As more states issue shelter-in-place mandates, social distancing compliance has emerged as the most immediate way to have a positive impact in flattening the curve—reducing the spread—of COVID-19, even though it may not seem like it is making a difference.
“Every single contact you have with a person, then that person goes on and has contact with other people, is exponential in its reach,” said Scott. “We started the process to flatten the curve by taking the necessary precautions and, by doing so, we are helping other people stay healthy. COVID-19 is one of the few diseases in the world in which the practice of staying home and doing nothing, is saving lives.”
After graduating from Arcadia, Will spent seven years—between 2007 and 2015—working in health education, public health outreach, and pediatric medicine in East Africa, where he witnessed the first of two Ebola outbreaks. The second outbreak occurred in 2019, when he served as an infection prevention control officer to help prevent the spread of the Ebola virus from Congo to Uganda.
“There are a lot of similarities between what health care workers are experiencing now with coronavirus and the emotions that I experienced facing Ebola in 2007,” said Will. “We didn’t know who would be infected or how long it would last since it was a brand new strain of Ebola that had not been seen anywhere else in the world before. There was so much uncertainty, which is what it is like for people battling COVID-19 on a much larger scale.”
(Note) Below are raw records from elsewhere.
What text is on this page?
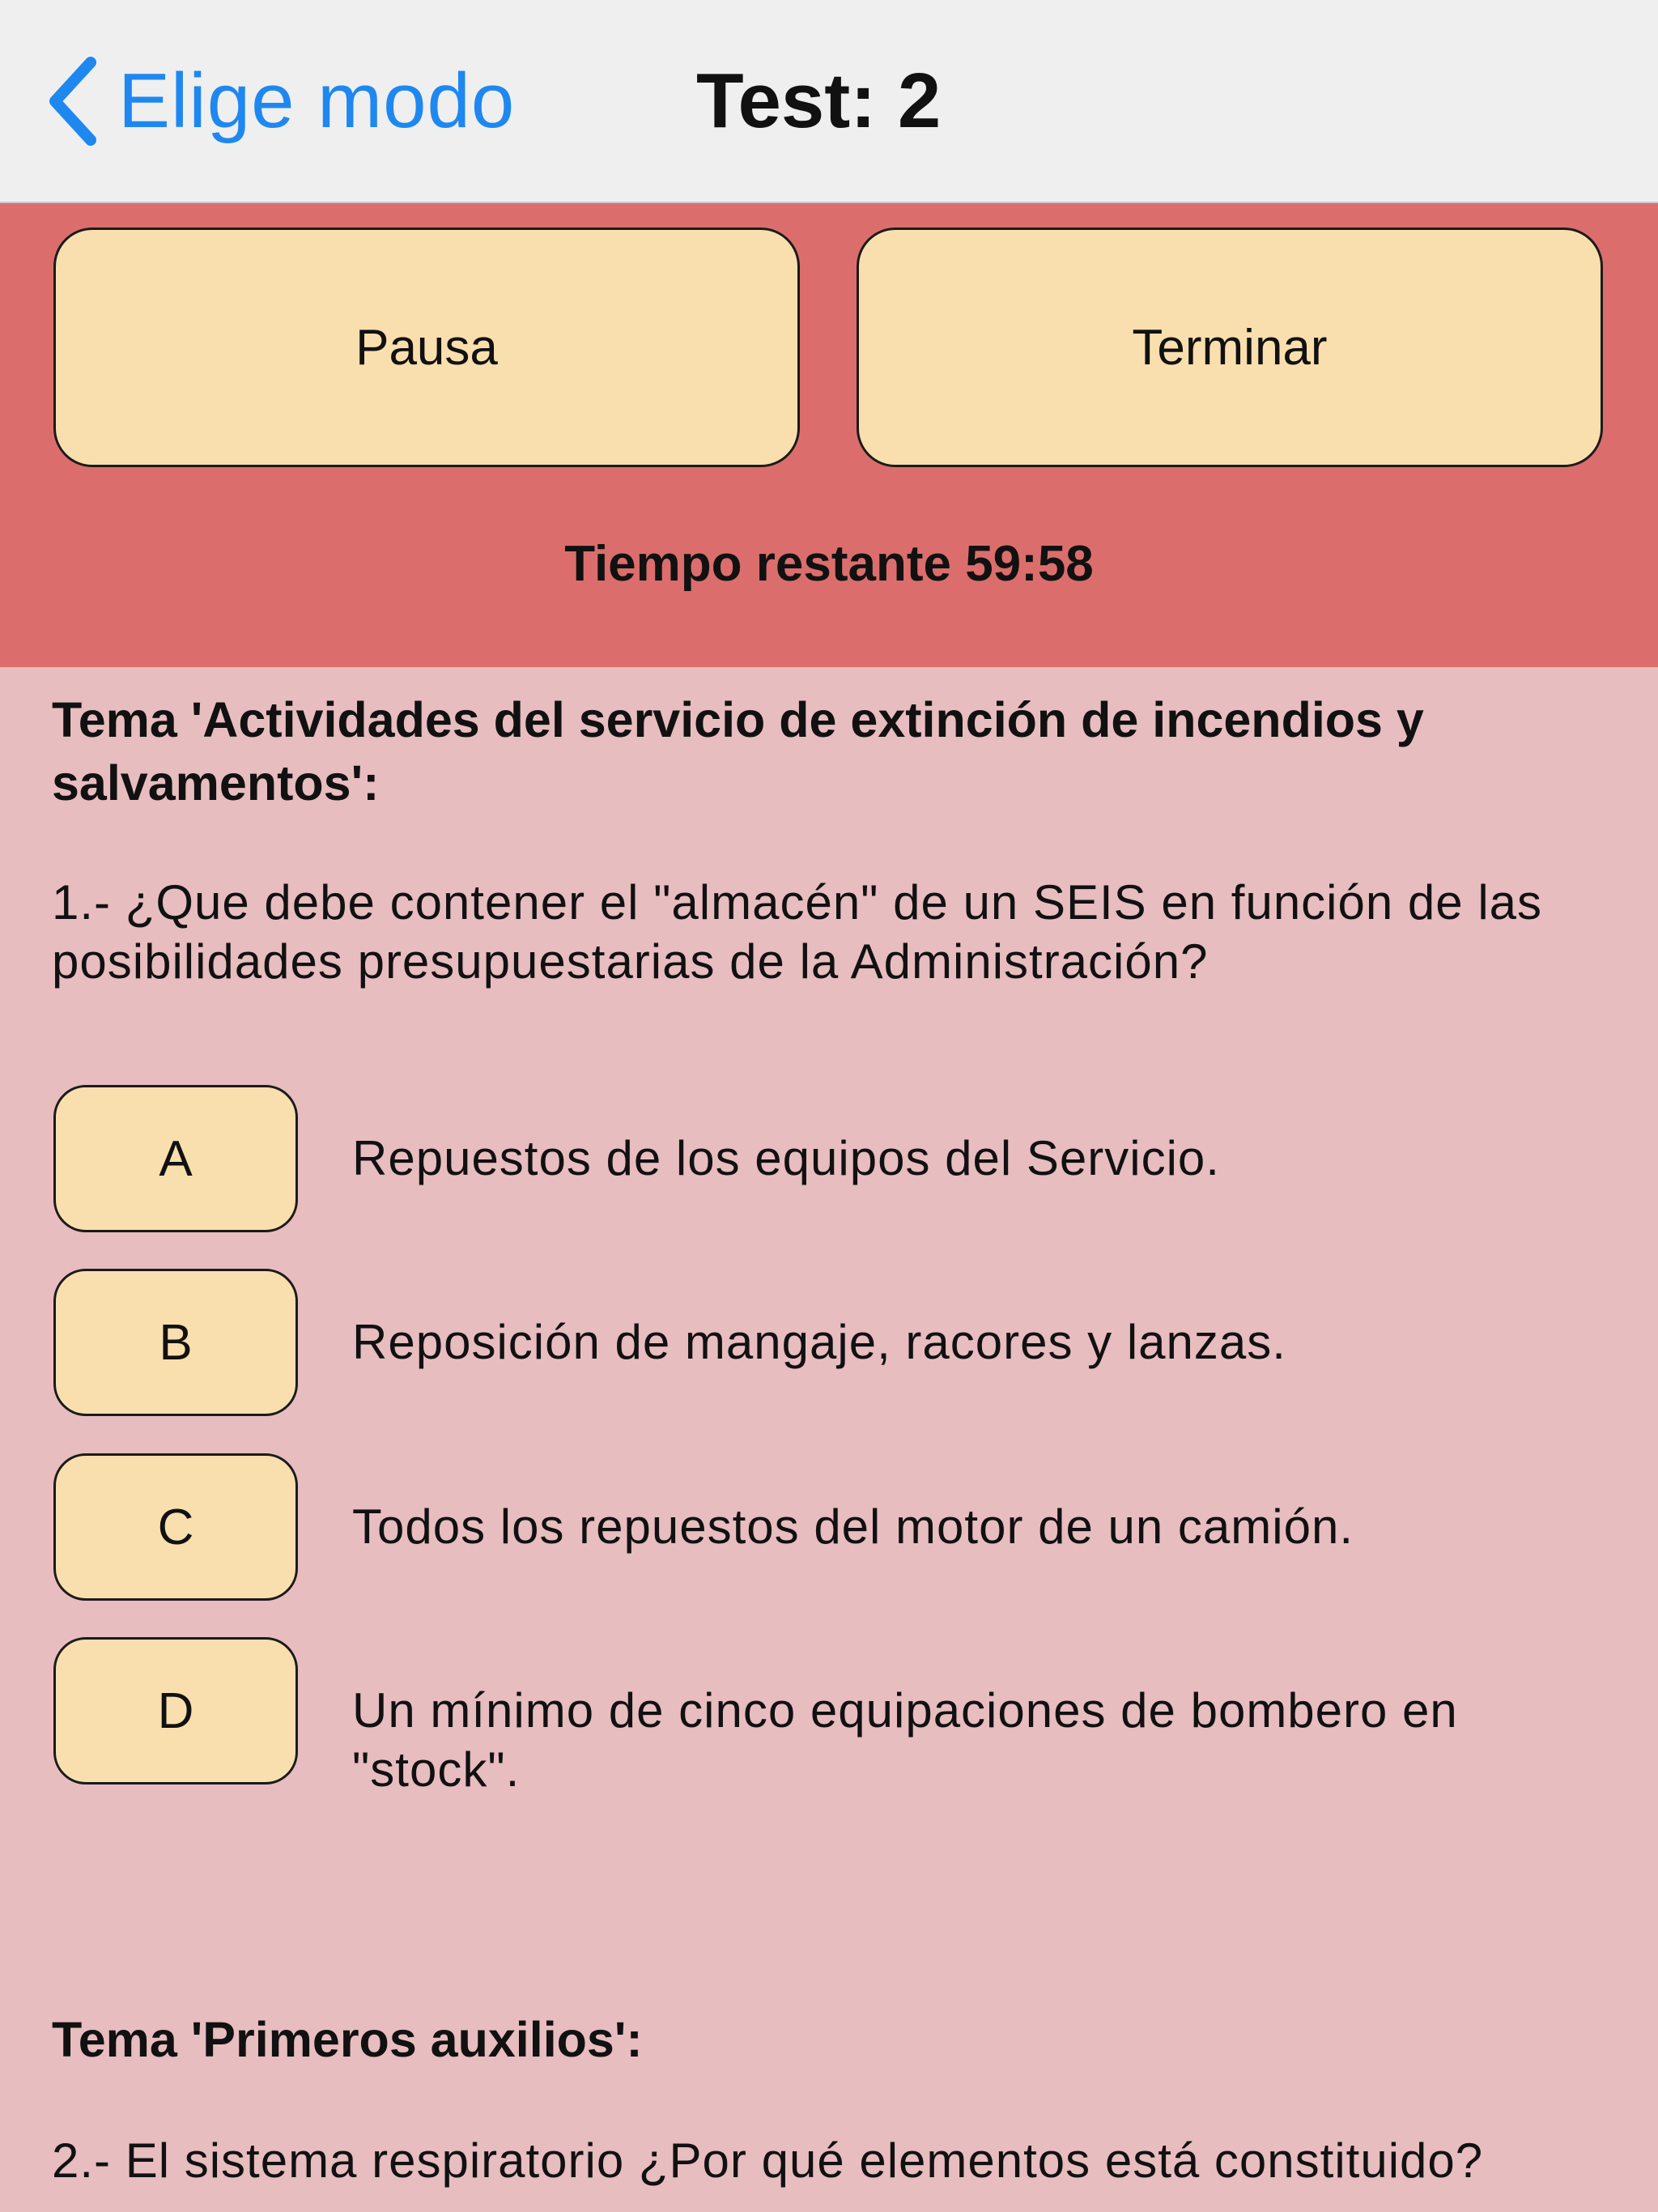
Elige modo Test: 2
Pausa	Terminar
Tiempo restante 59:58
Tema 'Actividades del servicio de extinción de incendios y salvamentos':
1.- ¿Que debe contener el "almacén" de un SEIS en función de las posibilidades presupuestarias de la Administración?
A	Repuestos de los equipos del Servicio.
B	Reposición de mangaje, racores y lanzas.
C	Todos los repuestos del motor de un camión.
D	Un mínimo de cinco equipaciones de bombero en "stock".
Tema 'Primeros auxilios':
2.- El sistema respiratorio ¿Por qué elementos está constituido?
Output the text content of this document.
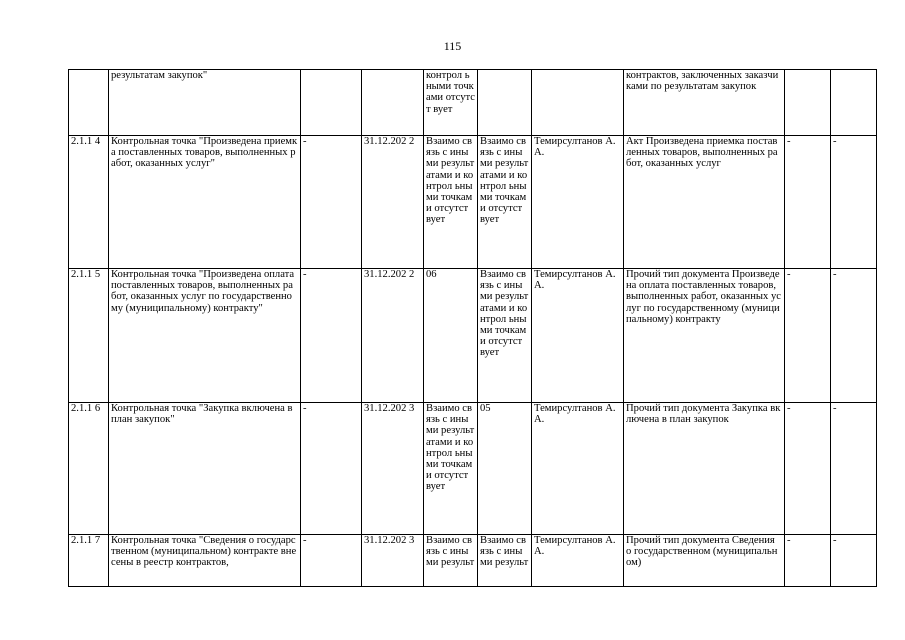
115

	результатам закупок"			контрол ьными точками отсутст вует			контрактов, заключенных заказчиками по результатам закупок		

2.1.1 4	Контрольная точка "Произведена приемка поставленных товаров, выполненных работ, оказанных услуг"	-	31.12.202 2	Взаимо связь с иными результ атами и контрол ьными точками отсутст вует	Взаимо связь с иными результ атами и контрол ьными точками отсутст вует	Темирсултанов А.А.	Акт Произведена приемка поставленных товаров, выполненных работ, оказанных услуг	-	-

2.1.1 5	Контрольная точка "Произведена оплата поставленных товаров, выполненных работ, оказанных услуг по государственному (муниципальному) контракту"	-	31.12.202 2	06	Взаимо связь с иными результ атами и контрол ьными точками отсутст вует	Темирсултанов А.А.	Прочий тип документа Произведена оплата поставленных товаров, выполненных работ, оказанных услуг по государственному (муниципальному) контракту	-	-

2.1.1 6	Контрольная точка "Закупка включена в план закупок"	-	31.12.202 3	Взаимо связь с иными результ атами и контрол ьными точками отсутст вует	05	Темирсултанов А.А.	Прочий тип документа Закупка включена в план закупок	-	-

2.1.1 7	Контрольная точка "Сведения о государственном (муниципальном) контракте внесены в реестр контрактов,	-	31.12.202 3	Взаимо связь с иными результ	Взаимо связь с иными результ	Темирсултанов А.А.	Прочий тип документа Сведения о государственном (муниципальном)	-	-
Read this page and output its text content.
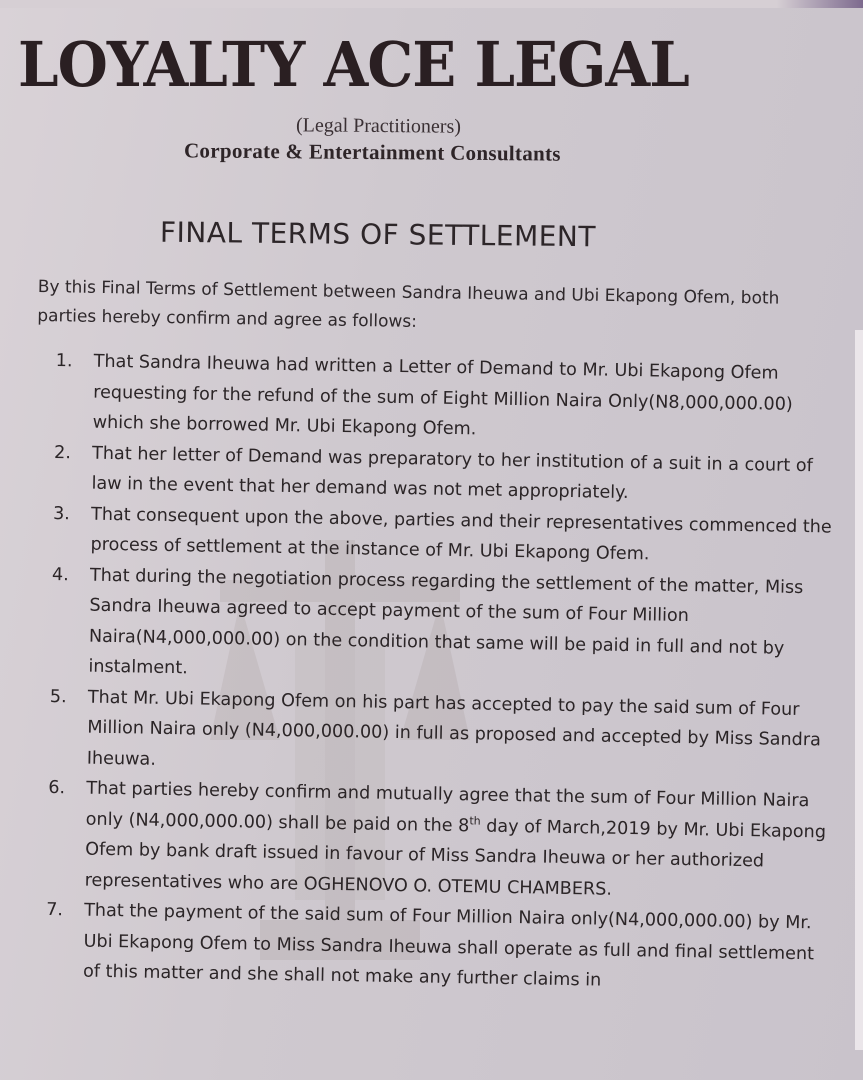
LOYALTY ACE LEGAL
(Legal Practitioners)
Corporate & Entertainment Consultants
FINAL TERMS OF SETTLEMENT
By this Final Terms of Settlement between Sandra Iheuwa and Ubi Ekapong Ofem, both parties hereby confirm and agree as follows:
1.	That Sandra Iheuwa had written a Letter of Demand to Mr. Ubi Ekapong Ofem requesting for the refund of the sum of Eight Million Naira Only(N8,000,000.00) which she borrowed Mr. Ubi Ekapong Ofem.
2.	That her letter of Demand was preparatory to her institution of a suit in a court of law in the event that her demand was not met appropriately.
3.	That consequent upon the above, parties and their representatives commenced the process of settlement at the instance of Mr. Ubi Ekapong Ofem.
4.	That during the negotiation process regarding the settlement of the matter, Miss Sandra Iheuwa agreed to accept payment of the sum of Four Million Naira(N4,000,000.00) on the condition that same will be paid in full and not by instalment.
5.	That Mr. Ubi Ekapong Ofem on his part has accepted to pay the said sum of Four Million Naira only (N4,000,000.00) in full as proposed and accepted by Miss Sandra Iheuwa.
6.	That parties hereby confirm and mutually agree that the sum of Four Million Naira only (N4,000,000.00) shall be paid on the 8th day of March,2019 by Mr. Ubi Ekapong Ofem by bank draft issued in favour of Miss Sandra Iheuwa or her authorized representatives who are OGHENOVO O. OTEMU CHAMBERS.
7.	That the payment of the said sum of Four Million Naira only(N4,000,000.00) by Mr. Ubi Ekapong Ofem to Miss Sandra Iheuwa shall operate as full and final settlement of this matter and she shall not make any further claims in
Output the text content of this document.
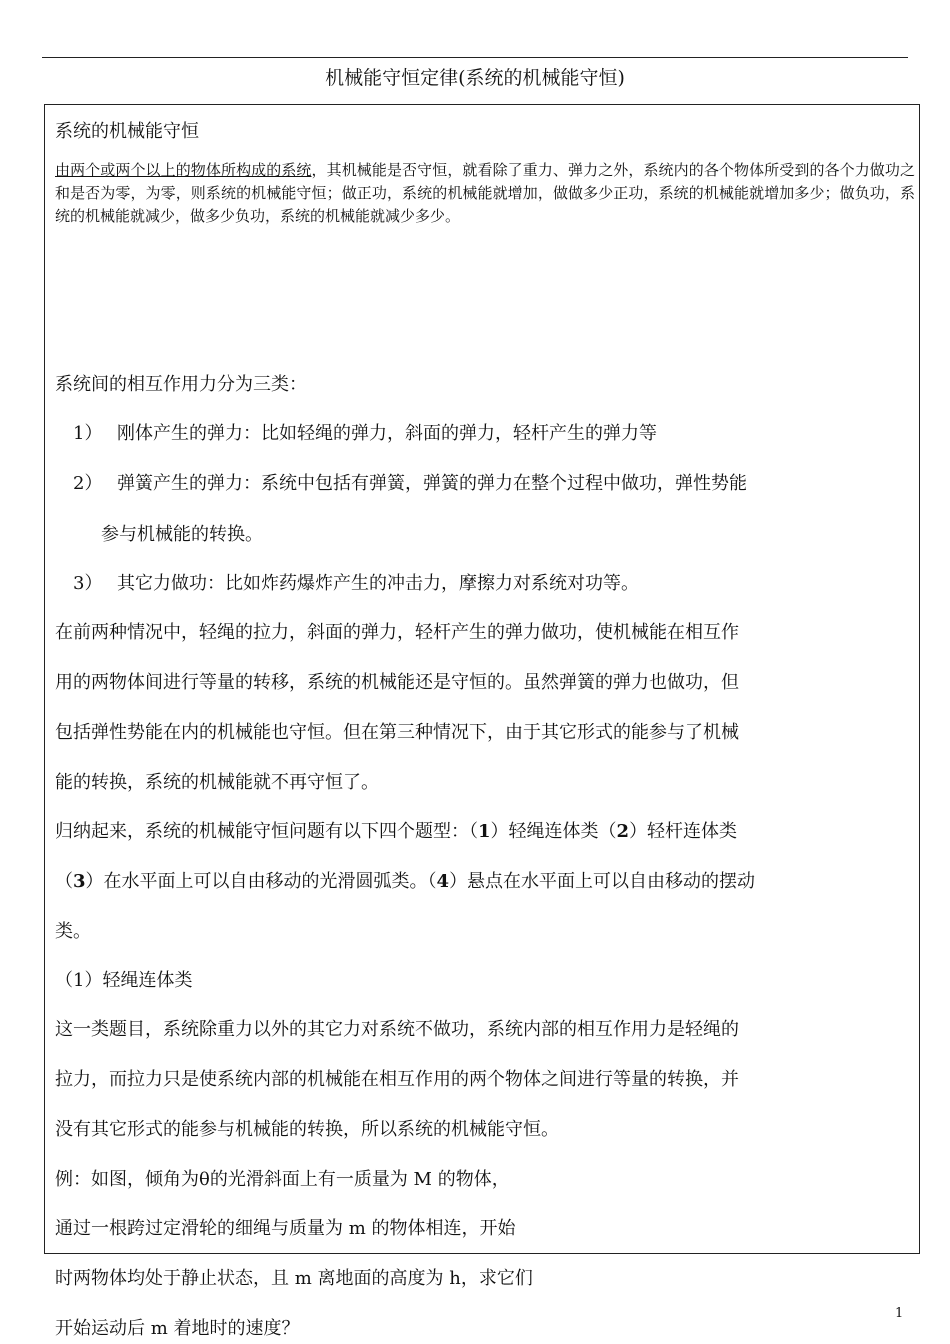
机械能守恒定律(系统的机械能守恒)
系统的机械能守恒
由两个或两个以上的物体所构成的系统，其机械能是否守恒，就看除了重力、弹力之外，系统内的各个物体所受到的各个力做功之和是否为零，为零，则系统的机械能守恒；做正功，系统的机械能就增加，做做多少正功，系统的机械能就增加多少；做负功，系统的机械能就减少，做多少负功，系统的机械能就减少多少。
系统间的相互作用力分为三类：
1） 刚体产生的弹力：比如轻绳的弹力，斜面的弹力，轻杆产生的弹力等
2） 弹簧产生的弹力：系统中包括有弹簧，弹簧的弹力在整个过程中做功，弹性势能
参与机械能的转换。
3） 其它力做功：比如炸药爆炸产生的冲击力，摩擦力对系统对功等。
在前两种情况中，轻绳的拉力，斜面的弹力，轻杆产生的弹力做功，使机械能在相互作
用的两物体间进行等量的转移，系统的机械能还是守恒的。虽然弹簧的弹力也做功，但
包括弹性势能在内的机械能也守恒。但在第三种情况下，由于其它形式的能参与了机械
能的转换，系统的机械能就不再守恒了。
归纳起来，系统的机械能守恒问题有以下四个题型：（1）轻绳连体类（2）轻杆连体类
（3）在水平面上可以自由移动的光滑圆弧类。（4）悬点在水平面上可以自由移动的摆动
类。
（1）轻绳连体类
这一类题目，系统除重力以外的其它力对系统不做功，系统内部的相互作用力是轻绳的
拉力，而拉力只是使系统内部的机械能在相互作用的两个物体之间进行等量的转换，并
没有其它形式的能参与机械能的转换，所以系统的机械能守恒。
例：如图，倾角为θ的光滑斜面上有一质量为 M 的物体，
通过一根跨过定滑轮的细绳与质量为 m 的物体相连，开始
时两物体均处于静止状态，且 m 离地面的高度为 h，求它们
开始运动后 m 着地时的速度？
1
Experiencing global health systems, particularly in times of crisis, has allowed Will to grow as a physician assistant who thrives under pressure. “I chose to serve in places where many health care practitioners would be fearful,” said Will. “I’ve learned how to protect myself and my patients during interactions as best I can, although there is a level of risk I take. Living overseas has given me perspective on disease, social injustices, and how social determinants of health affect populations. Direct service overseas has shown me that we need public health officials and medical professionals to work together to do what is best for populations as a whole and make sure everyone stays healthy.”
Will recommends taking advantage of expanding opportunities to connect with friends and family through online platforms, texting, or even traditional phone calls. “If you know someone who works in health care, let them know you are thinking of them,” he suggests. “It’s a particularly stressful time for health care workers right now, and it would mean the world to them. A few people I haven’t heard from in a long time have reached out to me, and I deeply appreciate it.”